Recurrence of HCC-NCL following resection is common, with 1- and 5-year recurrence-free survival (RFS) rates quoted at 71.15% and 35% respectively (9). RFS in HCC-NCL appears to be negatively affected by HBV infection, poor tumor differentiation, macrovascular invasion, satellitosis, the presence of intrahepatic metastases, intraoperative blood transfusion, and incomplete resection (6,7,9,17). In the event of recurrence, an aggressive strategy of repeat resection has been associated with a 67% 5-year survival rate (17). In the current case, the initial and recurrent tumors were indeed resectable. Although our patient met the Milan criteria in terms of tumor size and number on each recurrence, repeat resection was deemed to be both the safest and most effective approach, leaving the patient with adequate healthy liver parenchyma. At 12.5 years (150 months) following initial resection, this case represents one of the longest periods between initial presentation and latest recurrence of HCC-NCL to be reported.

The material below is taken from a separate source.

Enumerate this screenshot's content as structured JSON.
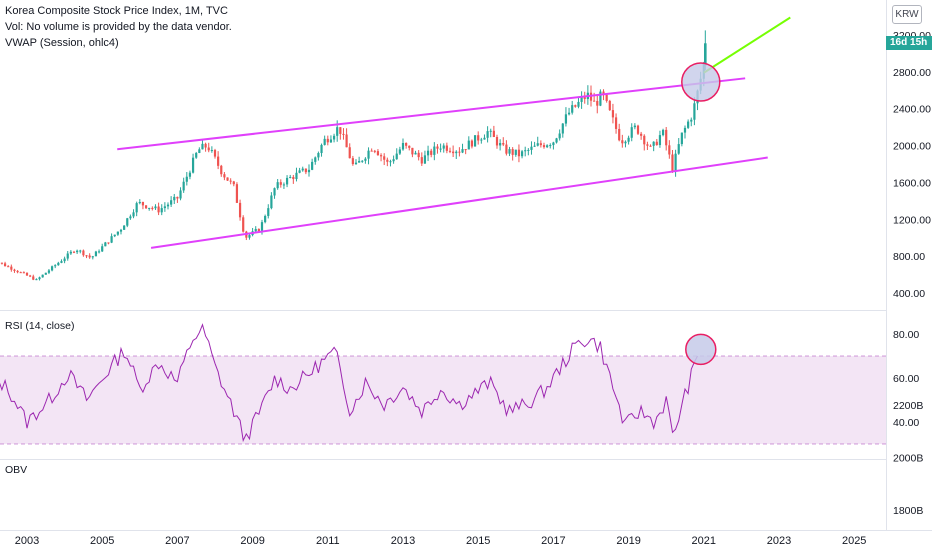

To our knowledge, the longest recurrence period reported is 155 months (17). Such very late recurrences, combined with the fact that adjuvant treatment has not yet been established (7), warrant routine long-term (and perhaps life-long) surveillance. The challenge however lies in defining the duration, eligibility and therefore cost-effectiveness of such a surveillance program.
In conclusion, this case of very late HCC recurrence in a normal liver, following repeated complete resections, raises the issues of genetic screening, prognostication, and surveillance duration. It is hoped that advances in next-generation sequencing, alongside family cluster studies and long-term follow-up will clarify the molecular pathogenesis and perhaps reveal specific therapeutic targets.
Conflicts of Interest: The authors have no conflicts of interest to declare.
Informed Consent: Written informed consent was obtained from the patient for publication of this Case report and any accompanying images. A copy of the written consent is available for review by the Editor-in-Chief of this journal.